L’Unité des enquêtes spéciales (« l’UES » ou « l’Unité ») est un organisme civil d’exécution de la loi qui enquête sur les incidents mettant en cause un agent et impliquant un décès, une blessure grave, la décharge d’une arme à feu contre une personne ou une allégation d’agression sexuelle. Selon la définition de la Loi de 2019 sur l’Unité des enquêtes spéciales (Loi sur l’UES), « agents » s’entend des agents de police, des agents spéciaux employés par la Commission des parcs du Niagara et des agents de la paix en vertu de la Loi sur l’Assemblée législative. La compétence de l’UES s’étend à plus de 50 corps de police municipaux, régionaux et provinciaux en Ontario.

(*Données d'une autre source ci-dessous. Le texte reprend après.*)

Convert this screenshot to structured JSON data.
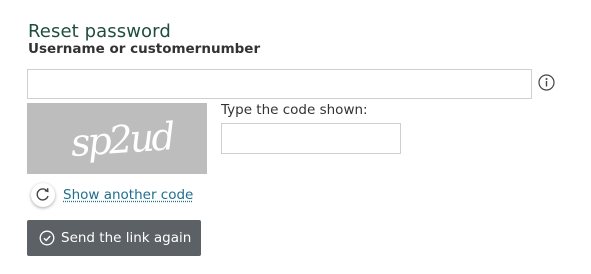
{
  "form": {
    "title": "Reset password",
    "username_label": "Username or customernumber",
    "username_value": "",
    "code_label": "Type the code shown:",
    "code_value": "",
    "captcha_text": "sp2ud",
    "show_another_code_label": "Show another code",
    "send_button_label": "Send the link again"
  },
  "icons": {
    "info": "info-circle-icon",
    "refresh": "refresh-icon",
    "submit": "check-circle-icon"
  },
  "colors": {
    "title": "#1f4e3d",
    "link": "#1f6e8c",
    "button_bg": "#5b6165",
    "captcha_bg": "#bdbdbd"
  }
}
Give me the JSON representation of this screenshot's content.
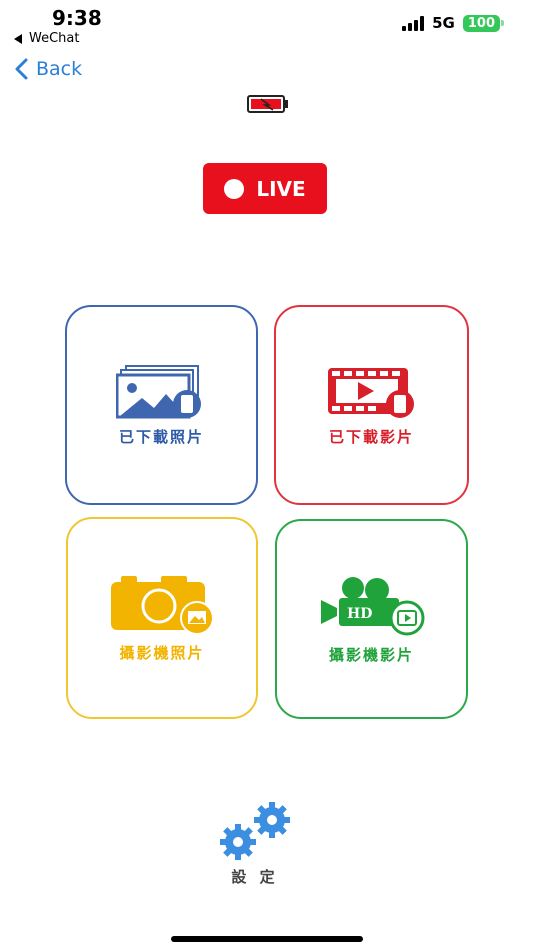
{
  "status_bar": {
    "time": "9:38",
    "back_app": "WeChat",
    "network": "5G",
    "battery": "100"
  },
  "nav": {
    "back_label": "Back"
  },
  "live": {
    "label": "LIVE",
    "color": "#e8101c"
  },
  "tiles": [
    {
      "label": "已下載照片",
      "icon": "photo-gallery-icon",
      "color": "#3f67b0"
    },
    {
      "label": "已下載影片",
      "icon": "film-strip-play-icon",
      "color": "#e0343f"
    },
    {
      "label": "攝影機照片",
      "icon": "camera-icon",
      "color": "#f2b400"
    },
    {
      "label": "攝影機影片",
      "icon": "video-camera-hd-icon",
      "color": "#21a33c"
    }
  ],
  "settings": {
    "label": "設 定",
    "icon": "gears-icon",
    "color": "#3b8ee0"
  }
}
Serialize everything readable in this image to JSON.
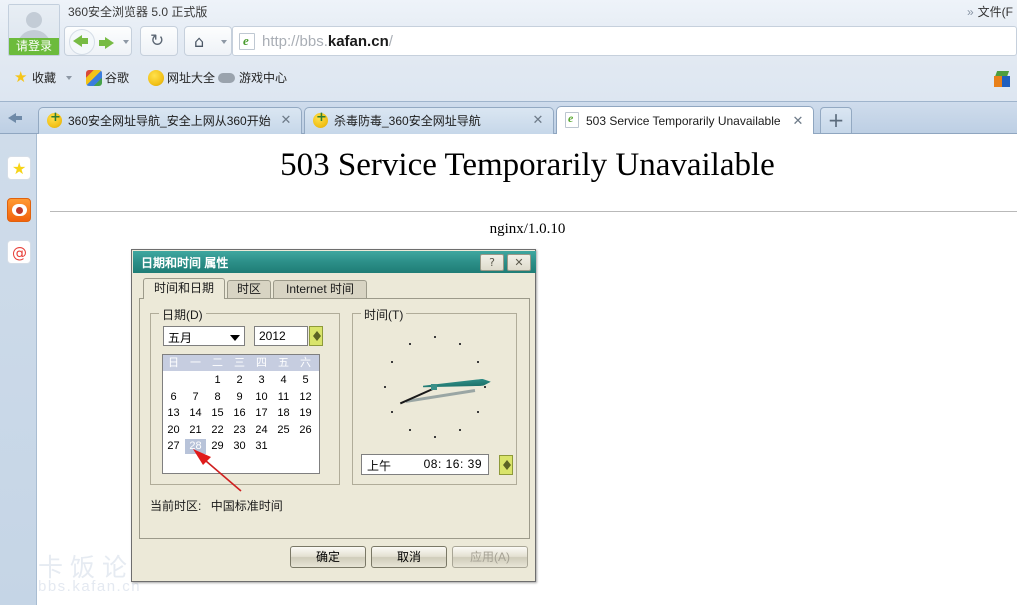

En vertu de la Loi sur l’UES, le directeur de l’UES doit établir, d’après les preuves recueillies dans le cadre d’une enquête, s’il existe des motifs raisonnables de croire qu’un agent a commis une infraction criminelle. Si de tels motifs existent, le directeur a le pouvoir de faire porter une accusation criminelle contre cet agent. Par contre, en l’absence de tels motifs, le directeur ne peut pas porter d’accusation. Dans ce cas, un rapport d’enquête est rédigé et rendu public, sauf s’il portait sur des allégations d’agression sexuelle, auquel cas le directeur de l’UES peut consulter la personne concernée et exercer son pouvoir discrétionnaire de ne pas publier le rapport pour protéger la vie privée de la personne concernée.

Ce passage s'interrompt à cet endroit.